Ergo, putting the screen in continuity, therefore canonising, the books, would not be joining two disparate elements a la any of your examples.
Otherwise, do you argue that the films are a different continuity to the tv shows? As they exist in a different medium, whilst using the same characters and setting, by your argument they must. But all the evidence says otherwise.
If the novels (specifically, the current relaunch ranges) are declared and treated as canon by the writing team, are they not therefore simply continuing those on screen, in the same way those books continue from the screen in the first place?

In which case, it is still not a Tuvix scenario. At best it is something like the two Picards in that first season ep...or better yet...Data’s Head in Times Arrow part two.

Fixing at least one of the other continuities is as easy as pie...STO sorts itself out all the time, and likely will do so for the new Picard series. It appears on a screen, features the same actors in the same roles...and now has TV production staff providing the plot. Does this not render it in continuity? Given it’s only two steps removed from the books in the first place (very much so when it began) and can retcon itself, it which way is sorting out at least two disparate continuities, and folding them back into screen continuity in any way an impossible thing? In a fictional universe where Q and Time Travel and Prophets exist?

I still don’t see your logic to support your evaluation of the disparate elements.
 
Your issue is with the very concept of different continuities, and is therefore an extremely basic one.

Any time you have spin-off non-canon it’s going to at least basically try follow the canon from which it spun. That's the whole point. However, if it is spin-off fiction, its facts are meaningless to the canon. It has facts before the canon events, facts after, facts within… those simply don't exist in the canon.

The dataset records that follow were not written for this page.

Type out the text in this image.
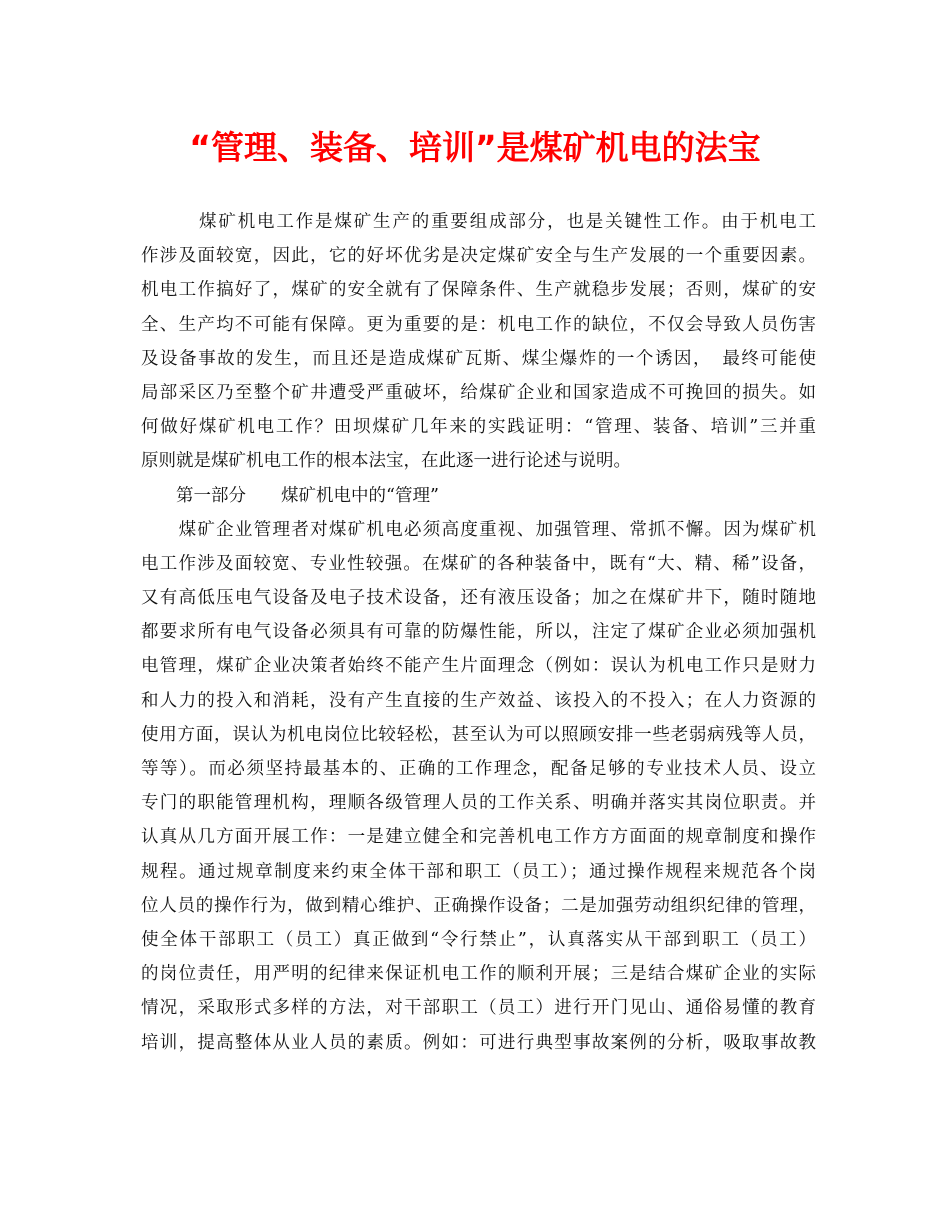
“管理、装备、培训”是煤矿机电的法宝
　　　煤矿机电工作是煤矿生产的重要组成部分，也是关键性工作。由于机电工
作涉及面较宽，因此，它的好坏优劣是决定煤矿安全与生产发展的一个重要因素。
机电工作搞好了，煤矿的安全就有了保障条件、生产就稳步发展；否则，煤矿的安
全、生产均不可能有保障。更为重要的是：机电工作的缺位，不仅会导致人员伤害
及设备事故的发生，而且还是造成煤矿瓦斯、煤尘爆炸的一个诱因，　最终可能使
局部采区乃至整个矿井遭受严重破坏，给煤矿企业和国家造成不可挽回的损失。如
何做好煤矿机电工作？田坝煤矿几年来的实践证明：“管理、装备、培训”三并重
原则就是煤矿机电工作的根本法宝，在此逐一进行论述与说明。
第一部分　　煤矿机电中的“管理”
　　煤矿企业管理者对煤矿机电必须高度重视、加强管理、常抓不懈。因为煤矿机
电工作涉及面较宽、专业性较强。在煤矿的各种装备中，既有“大、精、稀”设备，
又有高低压电气设备及电子技术设备，还有液压设备；加之在煤矿井下，随时随地
都要求所有电气设备必须具有可靠的防爆性能，所以，注定了煤矿企业必须加强机
电管理，煤矿企业决策者始终不能产生片面理念（例如：误认为机电工作只是财力
和人力的投入和消耗，没有产生直接的生产效益、该投入的不投入；在人力资源的
使用方面，误认为机电岗位比较轻松，甚至认为可以照顾安排一些老弱病残等人员，
等等）。而必须坚持最基本的、正确的工作理念，配备足够的专业技术人员、设立
专门的职能管理机构，理顺各级管理人员的工作关系、明确并落实其岗位职责。并
认真从几方面开展工作：一是建立健全和完善机电工作方方面面的规章制度和操作
规程。通过规章制度来约束全体干部和职工（员工）；通过操作规程来规范各个岗
位人员的操作行为，做到精心维护、正确操作设备；二是加强劳动组织纪律的管理，
使全体干部职工（员工）真正做到“令行禁止”，认真落实从干部到职工（员工）
的岗位责任，用严明的纪律来保证机电工作的顺利开展；三是结合煤矿企业的实际
情况，采取形式多样的方法，对干部职工（员工）进行开门见山、通俗易懂的教育
培训，提高整体从业人员的素质。例如：可进行典型事故案例的分析，吸取事故教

It's logically equal to a parallel universe, over and above all the retcons and course corrections that have to happen to stay within sensor range of the canon if it's an active one. This is especially true in the case of a spin-off non-canon continuity. Then you *really* have a parallel universe, because you now have a self-referential offshoot entity with a life and history and continuity all its own that would never be reflected in the canon. It is no longer directly slaved to the canon.

What doesn't make sense is viewing non-canon any other way.
 
Your issue is with the very concept of different continuities, and is therefore an extremely basic one.

Any time you have spin-off non-canon it’s going to at least basically try follow the canon from which it spun. That's the whole point. However, if it is spin-off fiction, its facts are meaningless to the canon. It has facts before the canon events, facts after, facts within… those simply don't exist in the canon.

It's logically equal to a parallel universe, over and above all the retcons and course corrections that have to happen to stay within sensor range of the canon if it's an active one. This is especially true in the case of a spin-off non-canon continuity. Then you *really* have a parallel universe, because you now have a self-referential offshoot entity with a life and history and continuity all its own that would never be reflected in the canon. It is no longer directly slaved to the canon.

What doesn't make sense is viewing non-canon any other way.

But your whole argument is that if it was worked into the canon, neither canon would hold, which is untrue. And there are extant ‘spin offs’ that have been worked into their various franchises. Including Trek on occasion, sometimes subtly, sometimes not.